Time to write the `replay()`

function used earlier. This function trains our neural network that approximates *q*.

```
def replay(replay_memory, minibatch_size=32):
# choose <s,a,r,s',done> experiences randomly from the memory
minibatch = np.random.choice(replay_memory, minibatch_size, replace=True)
# create one list containing s, one list containing a, etc
s_l = np.array(list(map(lambda x: x['s'], minibatch)))
a_l = np.array(list(map(lambda x: x['a'], minibatch)))
r_l = np.array(list(map(lambda x: x['r'], minibatch)))
sprime_l = np.array(list(map(lambda x: x['sprime'], minibatch)))
done_l = np.array(list(map(lambda x: x['done'], minibatch)))
# Find q(s', a') for all possible actions a'. Store in list
# We'll use the maximum of these values for q-update
qvals_sprime_l = model.predict(sprime_l)
# Find q(s,a) for all possible actions a. Store in list
target_f = model.predict(s_l)
# q-update target
# For the action we took, use the q-update value
# For other actions, use the current nnet predicted value
for i,(s,a,r,qvals_sprime, done) in enumerate(zip(s_l,a_l,r_l,qvals_sprime_l, done_l)):
if not done: target = r + gamma * np.max(qvals_sprime)
else: target = r
target_f[i][a] = target
# Update weights of neural network with fit()
# Loss function is 0 for actions we didn't take
model.fit(s_l, target_f, epochs=1, verbose=0)
return model
```

Start off by selecting some entries randomly from our memory to form our minibatch. Select the samples without replacement.

Next we create one list to hold each s element, one list to hold each a element, one list to hold each *r* element, and so on. We’ll use these lists later on.

Now we find the action *a’* that maximises *q(s’,a’)*. We can use the predict() function of our neural network. Remember, by inputting the state s’ on one end, we get the q-estimate for every action. Now we know the best q-value for the state s’.

We eventually will need to train our neural network with some labelled pairs. Our input to the neural network needs to be the same dimensions as s, and we need one value for every action. Remember this diagram?

We don’t know how good the other actions were. We didn’t take them – but we need a *q*-value for these actions anyway. What do we do?
Solution: use the current predicted values of the q-network for these actions. We can get these with `target_f = model.predict(s_l)`

. The loss function will be 0 for these since we have a perfect fit.
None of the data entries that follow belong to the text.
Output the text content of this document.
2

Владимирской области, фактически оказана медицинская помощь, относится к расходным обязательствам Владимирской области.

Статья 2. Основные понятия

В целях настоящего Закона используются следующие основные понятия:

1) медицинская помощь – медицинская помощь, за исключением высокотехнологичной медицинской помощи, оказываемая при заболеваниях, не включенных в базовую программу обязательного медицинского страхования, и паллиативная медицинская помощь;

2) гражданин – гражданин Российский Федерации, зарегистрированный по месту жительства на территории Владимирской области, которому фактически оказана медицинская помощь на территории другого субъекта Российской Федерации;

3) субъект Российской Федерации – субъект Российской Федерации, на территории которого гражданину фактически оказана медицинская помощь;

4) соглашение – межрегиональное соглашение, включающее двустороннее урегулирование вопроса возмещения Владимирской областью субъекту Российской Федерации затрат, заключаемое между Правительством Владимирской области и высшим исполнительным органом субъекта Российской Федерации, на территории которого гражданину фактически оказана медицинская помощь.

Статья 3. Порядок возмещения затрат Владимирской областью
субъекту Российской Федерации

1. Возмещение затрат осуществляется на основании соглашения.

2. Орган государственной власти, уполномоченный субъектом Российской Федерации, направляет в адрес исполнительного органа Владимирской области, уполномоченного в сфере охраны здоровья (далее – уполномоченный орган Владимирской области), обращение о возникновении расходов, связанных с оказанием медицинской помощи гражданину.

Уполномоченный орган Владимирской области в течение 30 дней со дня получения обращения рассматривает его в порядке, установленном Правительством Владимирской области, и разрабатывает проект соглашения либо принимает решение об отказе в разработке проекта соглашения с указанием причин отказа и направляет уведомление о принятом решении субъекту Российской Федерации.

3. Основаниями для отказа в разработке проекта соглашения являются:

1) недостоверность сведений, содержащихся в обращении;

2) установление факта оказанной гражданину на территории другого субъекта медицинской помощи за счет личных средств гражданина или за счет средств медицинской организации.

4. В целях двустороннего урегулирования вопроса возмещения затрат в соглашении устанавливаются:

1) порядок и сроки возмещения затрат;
Now we need to add the q-estimate for the action the agent took. We do this with the q-learning update. We also need to split between the cases where the episode is already finished or not. If `done=True`

then there is no next state to go to – the target is *r*. Else the q-update gives the target. Use the target to overwrite the predicted values for the action the agent took. Do this with the `target_f`

vector.

Finally train the model using the minibatch. We don’t loop through the elements one by one and train on each of them. We train on all the elements at once and get the benefits of minibatch training.

## Performance

This environment is considered solved by getting an average reward of 475 over 100 episodes. The basic DQN can do this in xx episodes. How do we go? Here’s the results for 2500 episodes:

The basic DQN works pretty well. It learns how to balance the pole. It even gets quite good at it. But then it forgets what it knows. The performance becomes terrible. Eventually it will relearn how to balance the pole and the performance will return to high levels. We can see evidence of this towards the final episodes.
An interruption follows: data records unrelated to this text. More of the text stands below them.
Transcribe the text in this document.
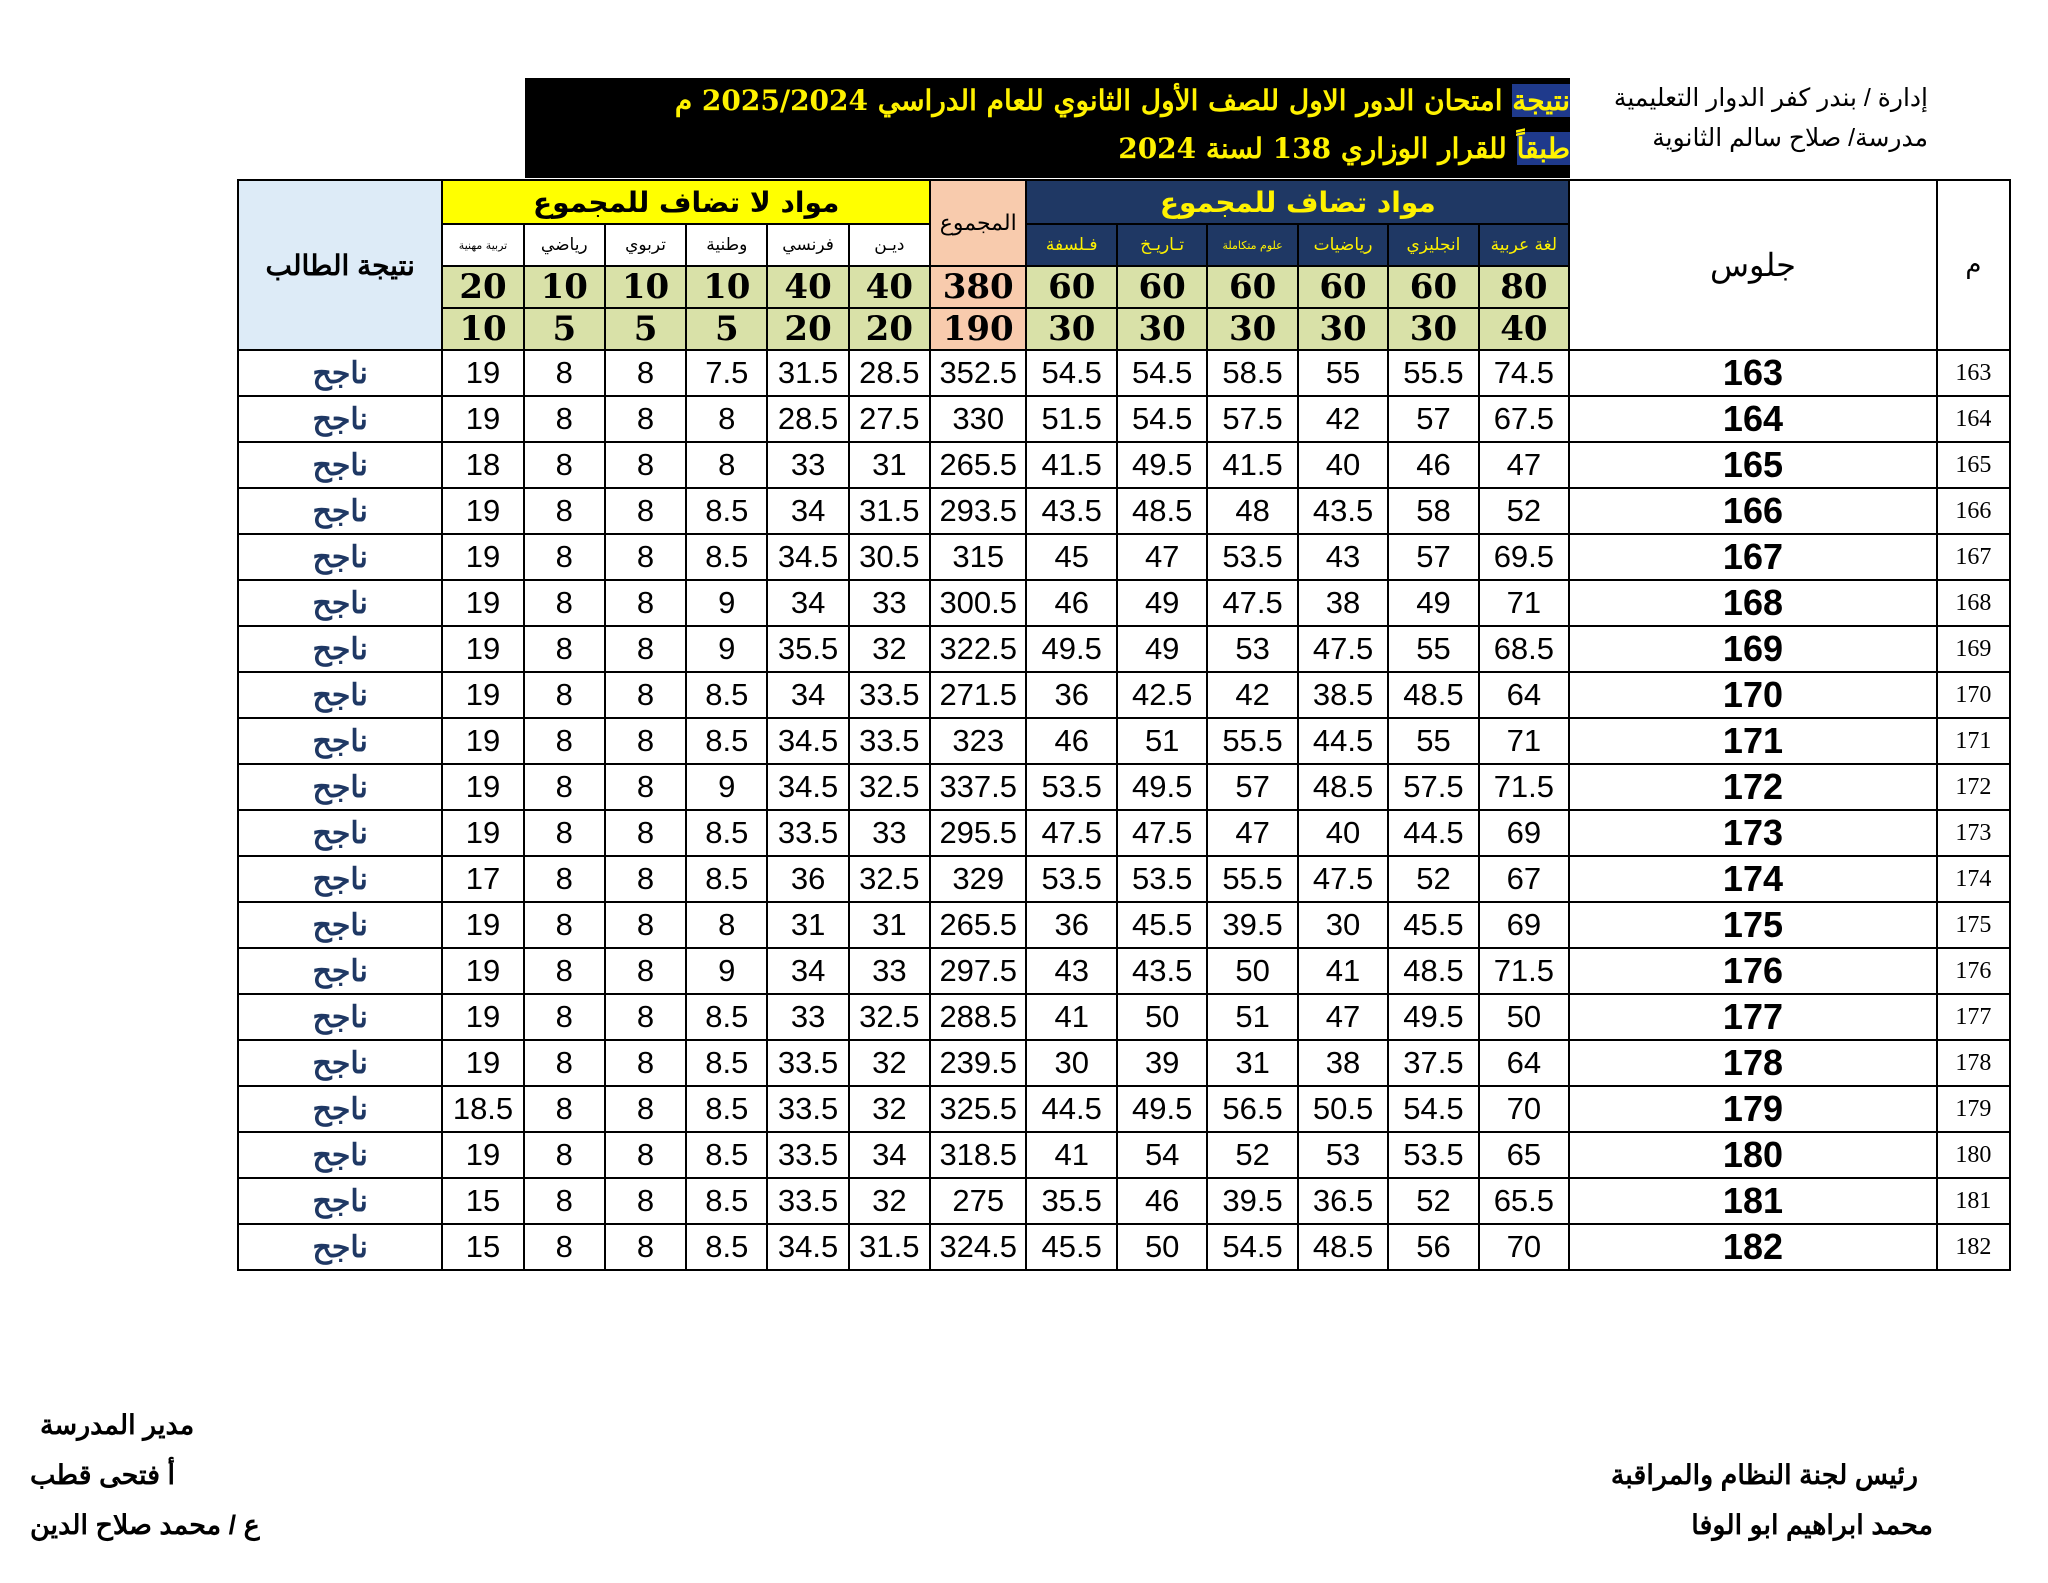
إدارة / بندر كفر الدوار التعليمية
مدرسة/ صلاح سالم الثانوية
نتيجة امتحان الدور الاول للصف الأول الثانوي للعام الدراسي 2025/2024 م
طبقاً للقرار الوزاري 138 لسنة 2024
م	جلوس	مواد تضاف للمجموع						المجموع	مواد لا تضاف للمجموع						نتيجة الطالب
		لغة عربية	انجليزي	رياضيات	علوم متكاملة	تـاريـخ	فـلسفة		ديـن	فرنسي	وطنية	تربوي	رياضي	تربية مهنية	
		80	60	60	60	60	60	380	40	40	10	10	10	20	
		40	30	30	30	30	30	190	20	20	5	5	5	10	
163	163	74.5	55.5	55	58.5	54.5	54.5	352.5	28.5	31.5	7.5	8	8	19	ناجح
164	164	67.5	57	42	57.5	54.5	51.5	330	27.5	28.5	8	8	8	19	ناجح
165	165	47	46	40	41.5	49.5	41.5	265.5	31	33	8	8	8	18	ناجح
166	166	52	58	43.5	48	48.5	43.5	293.5	31.5	34	8.5	8	8	19	ناجح
167	167	69.5	57	43	53.5	47	45	315	30.5	34.5	8.5	8	8	19	ناجح
168	168	71	49	38	47.5	49	46	300.5	33	34	9	8	8	19	ناجح
169	169	68.5	55	47.5	53	49	49.5	322.5	32	35.5	9	8	8	19	ناجح
170	170	64	48.5	38.5	42	42.5	36	271.5	33.5	34	8.5	8	8	19	ناجح
171	171	71	55	44.5	55.5	51	46	323	33.5	34.5	8.5	8	8	19	ناجح
172	172	71.5	57.5	48.5	57	49.5	53.5	337.5	32.5	34.5	9	8	8	19	ناجح
173	173	69	44.5	40	47	47.5	47.5	295.5	33	33.5	8.5	8	8	19	ناجح
174	174	67	52	47.5	55.5	53.5	53.5	329	32.5	36	8.5	8	8	17	ناجح
175	175	69	45.5	30	39.5	45.5	36	265.5	31	31	8	8	8	19	ناجح
176	176	71.5	48.5	41	50	43.5	43	297.5	33	34	9	8	8	19	ناجح
177	177	50	49.5	47	51	50	41	288.5	32.5	33	8.5	8	8	19	ناجح
178	178	64	37.5	38	31	39	30	239.5	32	33.5	8.5	8	8	19	ناجح
179	179	70	54.5	50.5	56.5	49.5	44.5	325.5	32	33.5	8.5	8	8	18.5	ناجح
180	180	65	53.5	53	52	54	41	318.5	34	33.5	8.5	8	8	19	ناجح
181	181	65.5	52	36.5	39.5	46	35.5	275	32	33.5	8.5	8	8	15	ناجح
182	182	70	56	48.5	54.5	50	45.5	324.5	31.5	34.5	8.5	8	8	15	ناجح
مدير المدرسة
أ فتحى قطب
ع / محمد صلاح الدين
رئيس لجنة النظام والمراقبة
محمد ابراهيم ابو الوفا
Why does this happen? The agent becomes successful at the task. The pole is balanced and the agents memory only has these experiences. This agent then uses this data for training. It then loses skills for when the pole isn’t already balanced. The memory starts to have more diverse experiences again. The agent starts to perform better.

This forgetting and relearning seems to be a constant feature for the DQN algorithm. Both the basic and full DQNs have this problem, called catastrophic forgetting. See this thread or this paper for more details.